Newsflash! We have “urban coyotes“! With the beautiful backdrop of Black Diamond Mines Regional Park & Contra Loma Regional Park and all of our trails meandering through the City it shouldn’t be a great shock to see a coyote here and there in residential areas as access is so easy. Yes, they come out during the day, in the evening, and at night – foraging for food is not time-specific.
Residential areas provide habitat (food, water, shelter and space) for coyotes. Plentiful food sources exist such as mice, rabbits, squirrels, and gophers. Urban coyotes have also learned to take advantage of the ample human-associated foods, such as garbage, pet food, birdseed, and compost piles. Some coyotes have also learned that unattended pets are an easy food source. Shelter and water can be found in parks, yards, and natural areas.

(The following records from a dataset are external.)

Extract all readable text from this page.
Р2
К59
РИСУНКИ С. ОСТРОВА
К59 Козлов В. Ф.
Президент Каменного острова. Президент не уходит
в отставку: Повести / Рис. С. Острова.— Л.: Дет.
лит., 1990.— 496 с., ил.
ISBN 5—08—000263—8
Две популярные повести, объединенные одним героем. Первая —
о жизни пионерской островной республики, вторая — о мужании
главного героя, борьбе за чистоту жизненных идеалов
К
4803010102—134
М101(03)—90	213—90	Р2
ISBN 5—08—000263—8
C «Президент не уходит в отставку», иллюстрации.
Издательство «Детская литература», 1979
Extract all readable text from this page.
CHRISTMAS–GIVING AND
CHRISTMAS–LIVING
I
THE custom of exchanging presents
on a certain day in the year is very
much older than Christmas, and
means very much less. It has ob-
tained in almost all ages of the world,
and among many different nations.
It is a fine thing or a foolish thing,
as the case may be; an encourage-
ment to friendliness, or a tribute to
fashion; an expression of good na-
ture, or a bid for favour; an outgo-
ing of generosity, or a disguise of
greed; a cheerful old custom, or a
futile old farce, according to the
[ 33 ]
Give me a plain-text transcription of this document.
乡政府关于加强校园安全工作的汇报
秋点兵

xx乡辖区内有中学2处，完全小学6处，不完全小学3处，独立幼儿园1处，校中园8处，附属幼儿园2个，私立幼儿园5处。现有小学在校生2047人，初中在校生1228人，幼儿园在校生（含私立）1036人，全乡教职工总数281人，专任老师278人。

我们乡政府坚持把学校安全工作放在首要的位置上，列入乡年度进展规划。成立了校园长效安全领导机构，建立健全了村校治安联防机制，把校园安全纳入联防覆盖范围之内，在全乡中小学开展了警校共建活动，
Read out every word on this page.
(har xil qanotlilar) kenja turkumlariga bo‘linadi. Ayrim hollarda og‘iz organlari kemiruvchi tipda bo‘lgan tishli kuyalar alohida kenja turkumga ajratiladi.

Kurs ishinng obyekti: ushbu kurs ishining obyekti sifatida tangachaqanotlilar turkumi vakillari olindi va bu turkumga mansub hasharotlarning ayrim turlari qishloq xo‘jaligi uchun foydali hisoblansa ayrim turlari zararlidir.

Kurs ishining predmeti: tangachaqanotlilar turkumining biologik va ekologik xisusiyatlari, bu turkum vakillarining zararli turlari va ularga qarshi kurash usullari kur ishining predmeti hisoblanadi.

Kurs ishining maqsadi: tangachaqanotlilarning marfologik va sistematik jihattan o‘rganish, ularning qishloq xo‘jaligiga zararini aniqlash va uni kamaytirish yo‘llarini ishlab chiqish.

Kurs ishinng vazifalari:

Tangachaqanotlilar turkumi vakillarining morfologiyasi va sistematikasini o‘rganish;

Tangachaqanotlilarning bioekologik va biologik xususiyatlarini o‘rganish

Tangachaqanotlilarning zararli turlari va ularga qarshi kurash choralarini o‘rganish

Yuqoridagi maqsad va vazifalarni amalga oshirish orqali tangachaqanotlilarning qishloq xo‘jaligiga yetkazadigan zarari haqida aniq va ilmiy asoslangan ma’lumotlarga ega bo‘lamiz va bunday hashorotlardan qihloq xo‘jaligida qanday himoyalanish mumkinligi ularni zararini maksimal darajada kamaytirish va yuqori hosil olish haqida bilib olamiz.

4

The availability of their natural food sources and ample access to garbage, pet food, and bird feeders attracts coyotes to our neighborhoods. In addition, some residents illegally place food out for other wildlife such as turkeys or community cats, which compounds the problem. Some coyotes have also discovered pets are easy prey.
- Keep food sources at bay.
- Weigh down your trash cans, don’t let garbage overflow.
- Don’t leave food out for your pets, community cats, or other wildlife.
- Keep your pets in at night.
- Secure coops & cages. Pools, ponds, and fruit trees are the number 1 attractants for small wildlife that coyotes prey on, create barriers or fencing to keep predators out.
What to do if you Run into a Coyote
Do not run or turn your back on a coyote. Be as big and loud as possible. Wave your arms, clap your hands, and throw objects at the coyote. Shout in a loud authoritative voice. If the coyote does not leave the area, face the coyote and slowly back away.
Keep your pets up to date on their rabies vaccinations.